Tissue aluminum concentration does not affect the genomic stability of ERBB2, C-MYC, and CCND1 genes in breast cancer.

It has long been hypothesized that body tissue uptake of aluminum may have biological implications in breast cancer. In vitro and in vivo studies have shown that aluminum may trigger genomic instability by interfering with DNA strands. The objective of this study was to examine the relationship between aluminum concentrations in the peripheral and central areas of breast tumors with the instability of three key genes in breast cancer, ERBB2, C-MYC, and CCND1 and aneuploidy of the chromosomes harboring these genes. Tissue samples of 118 women treated for breast cancer were obtained. Evaluation of aluminum content was carried out using graphite furnace atomic absorption spectrometry.

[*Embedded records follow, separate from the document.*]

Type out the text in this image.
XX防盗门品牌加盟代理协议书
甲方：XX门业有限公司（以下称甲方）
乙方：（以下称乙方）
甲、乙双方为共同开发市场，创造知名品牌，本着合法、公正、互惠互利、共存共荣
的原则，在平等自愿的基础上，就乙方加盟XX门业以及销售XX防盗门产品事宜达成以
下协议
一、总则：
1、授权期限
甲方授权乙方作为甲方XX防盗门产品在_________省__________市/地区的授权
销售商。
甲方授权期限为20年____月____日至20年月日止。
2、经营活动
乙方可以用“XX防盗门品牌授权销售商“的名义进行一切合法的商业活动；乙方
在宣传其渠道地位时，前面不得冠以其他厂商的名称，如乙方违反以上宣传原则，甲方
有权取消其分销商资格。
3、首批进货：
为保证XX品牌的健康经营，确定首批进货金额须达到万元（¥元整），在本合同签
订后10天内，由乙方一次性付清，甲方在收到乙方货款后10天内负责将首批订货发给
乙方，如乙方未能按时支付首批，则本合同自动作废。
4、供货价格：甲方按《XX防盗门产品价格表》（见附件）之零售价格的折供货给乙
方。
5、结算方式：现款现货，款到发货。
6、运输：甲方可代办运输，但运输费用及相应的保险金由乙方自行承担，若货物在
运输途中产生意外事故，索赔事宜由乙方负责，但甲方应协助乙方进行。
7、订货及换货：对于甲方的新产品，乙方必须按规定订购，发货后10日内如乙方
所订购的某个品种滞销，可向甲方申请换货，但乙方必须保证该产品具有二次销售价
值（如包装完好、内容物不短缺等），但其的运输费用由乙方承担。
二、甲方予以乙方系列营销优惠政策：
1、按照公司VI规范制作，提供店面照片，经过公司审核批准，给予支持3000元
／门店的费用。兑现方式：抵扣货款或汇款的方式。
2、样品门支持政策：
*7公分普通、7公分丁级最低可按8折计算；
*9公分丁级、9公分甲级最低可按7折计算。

A tissue microarray slide containing the tumor samples was used in FISH assays to assess ERBB2, C-MYC, and CCND1 expressions as well as the statuses of their respective chromosomes 17, 8, and 11. Clinicopathological data were obtained from patient's records. Aluminum levels of >2.0 mg/kg were found in 20.3 and 22.1% of the central and peripheral breast tumor areas, respectively. Amplification and/or aneuploid-positive statuses for ERBB2/CEP17, C-MYC/CEP8, and CCND1/CEP11 were detected in 24, 36.7, and 29.3% of the tumors, respectively. We found that aluminum concentration was not related to these altered gene statuses. Our findings suggest that aluminum concentration does not affect genomic stability in breast tissues. Tissue microenvironment modifications, due to the presence of aluminum compounds, seem more appealing as a possible target for future studies to determine the implications of aluminum in breast carcinogenesis.